MY SAY Any good writer needs a break from routine, and one of TV's more gifted ones, "Black Mirror" czar Charlie Brooker, got that with "Bandersnatch." The surprise "Black Mirror" movie drop late last year was unlike anything he or anyone else had ever done, by essentially putting viewers in control of the story's fate. It was a gimmick, but at least a gimmick consistent with the true meaning of "Black Mirror:" Technology has ingenious ways of sucking us in, and keeping us in.
The fifth season is a return to routine — just three episodes like the first, and also a return to "Mirror's" familiar theme, of the Svengali-like hold that little device in our hands maintains over us. But Brooker clearly wants to prevent routine from becoming routinized, which means more stretches. Miley Cyrus' brain is downloaded into an Alexa-like doll. Is that stretchy enough for everyone?
While not exactly Cyrus's brain — rather, it's her character's, but the distinction in this episode feels unimportant. Ashley O is supposed to be a Miley Cyrus, or a Miley Cyrus 2.0. She's an assembly-line pop music star with all the right dance moves, and all the right songs, each one indistinguishable from the other. Ashley O could be interpreted as a sendup of the Old Miley, except Cyrus and Brooker seem to have a broader, easier target here -- a rapacious industry that would be happy to turn a star into a vegetative state, as long as the star's brain kept producing songs.

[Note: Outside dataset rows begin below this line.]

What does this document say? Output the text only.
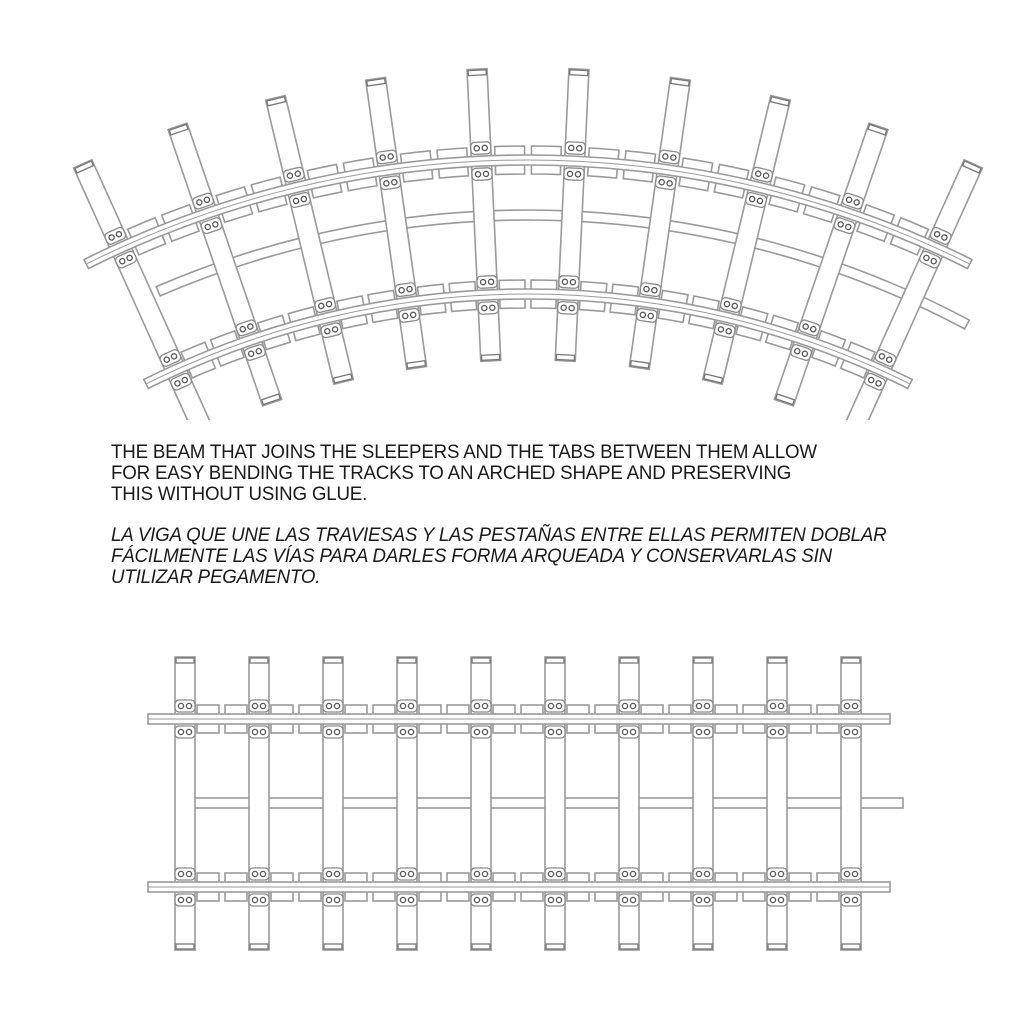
THE BEAM THAT JOINS THE SLEEPERS AND THE TABS BETWEEN THEM ALLOW
FOR EASY BENDING THE TRACKS TO AN ARCHED SHAPE AND PRESERVING
THIS WITHOUT USING GLUE.
LA VIGA QUE UNE LAS TRAVIESAS Y LAS PESTAÑAS ENTRE ELLAS PERMITEN DOBLAR
FÁCILMENTE LAS VÍAS PARA DARLES FORMA ARQUEADA Y CONSERVARLAS SIN
UTILIZAR PEGAMENTO.
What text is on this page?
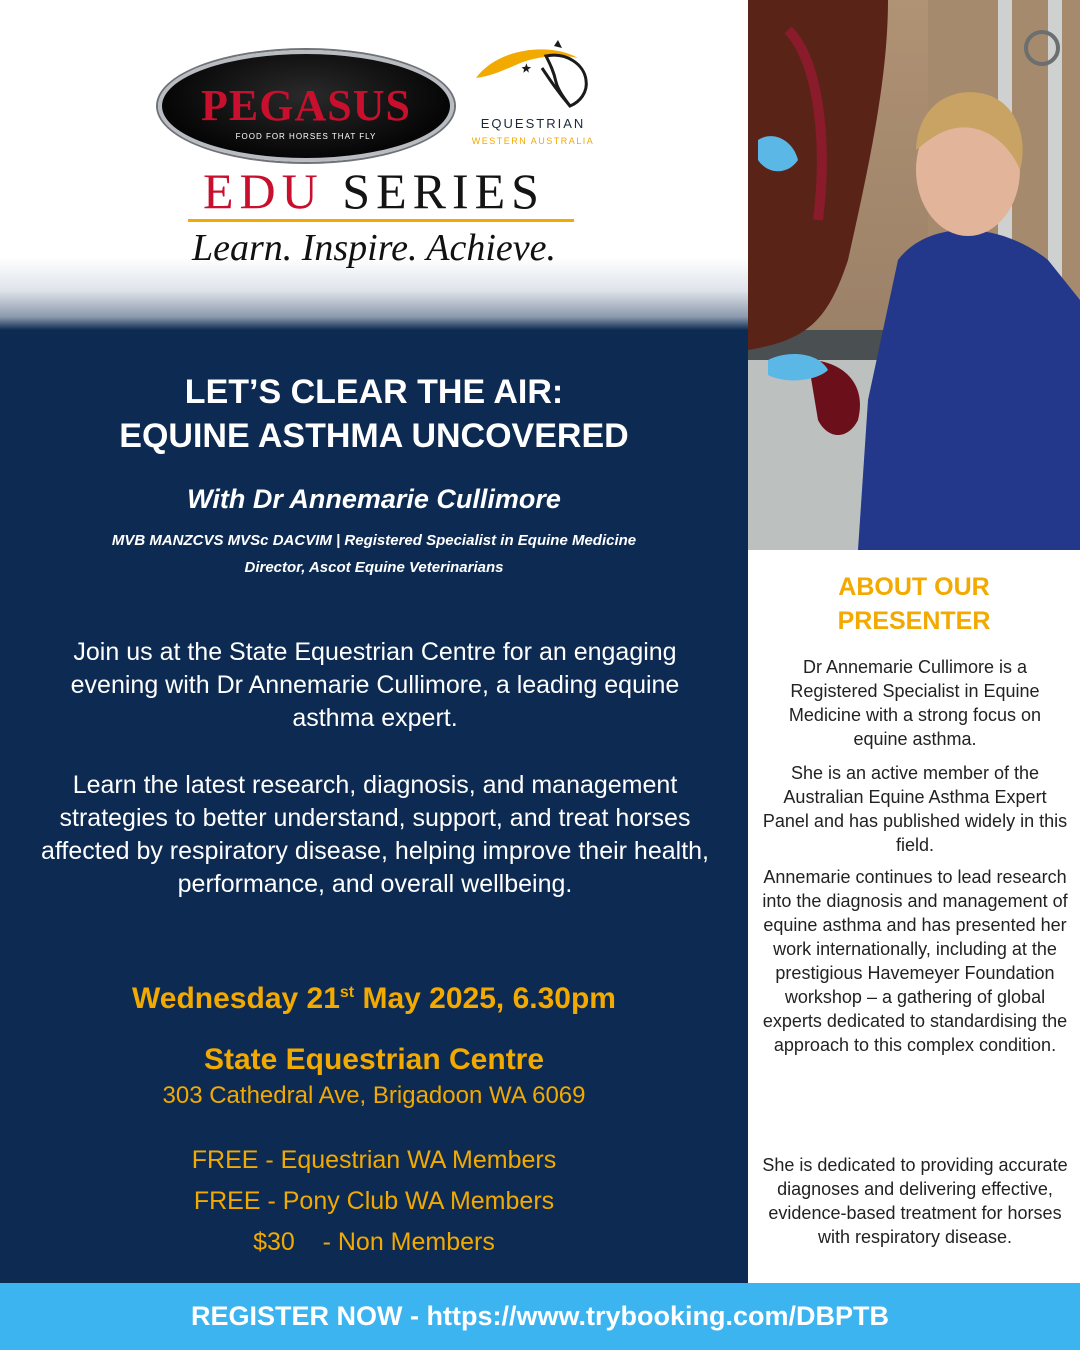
PEGASUS
FOOD FOR HORSES THAT FLY
EQUESTRIAN
WESTERN AUSTRALIA
EDU SERIES
Learn. Inspire. Achieve.
LET’S CLEAR THE AIR:
EQUINE ASTHMA UNCOVERED
With Dr Annemarie Cullimore
MVB MANZCVS MVSc DACVIM | Registered Specialist in Equine Medicine
Director, Ascot Equine Veterinarians
Join us at the State Equestrian Centre for an engaging evening with Dr Annemarie Cullimore, a leading equine asthma expert.
Learn the latest research, diagnosis, and management strategies to better understand, support, and treat horses affected by respiratory disease, helping improve their health, performance, and overall wellbeing.
Wednesday 21st May 2025, 6.30pm
State Equestrian Centre
303 Cathedral Ave, Brigadoon WA 6069
FREE - Equestrian WA Members
FREE - Pony Club WA Members
$30    - Non Members
ABOUT OUR
PRESENTER
Dr Annemarie Cullimore is a Registered Specialist in Equine Medicine with a strong focus on equine asthma.
She is an active member of the Australian Equine Asthma Expert Panel and has published widely in this field.
Annemarie continues to lead research into the diagnosis and management of equine asthma and has presented her work internationally, including at the prestigious Havemeyer Foundation workshop – a gathering of global experts dedicated to standardising the approach to this complex condition.
She is dedicated to providing accurate diagnoses and delivering effective, evidence-based treatment for horses with respiratory disease.
REGISTER NOW - https://www.trybooking.com/DBPTB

There's an interesting idea somewhere in here, far from a routinized one. But "Rachel, Jack and Ashley Too" is essentially a dystopian Disney Channel movie, or perhaps some "Very Special" episode of "Hannah Montana" (the one perhaps where Hannah's dad and manager, Robby Ray Stewart, turns into a psychopath?) It's a little bit of slapstick, a little bit of drama, all wrapped in a few broad messages about predatory music industry marketing practices. It also feels particularly off-brand for "Black Mirror."
"Striking Vipers" is better. Deploying simulated reality -- think the same technology of fourth season standout "USS Callister" -- it explores human sexuality, and intimacy, and the taproots of desire, in this instance, same-sex desire.
The standout of the three, however, is "Smithereens." Like the most effective "Black Mirror" episodes, you're left on your own, following a story that offers no bearings, fewer clues. A gifted actor, Scott sells the episode in every scene, raging against an unseen enemy. As you will see, the enemy is a familiar one.
BOTTOM LINE A spotty return, while only one episode, "Smithereens," is a flat-out winner.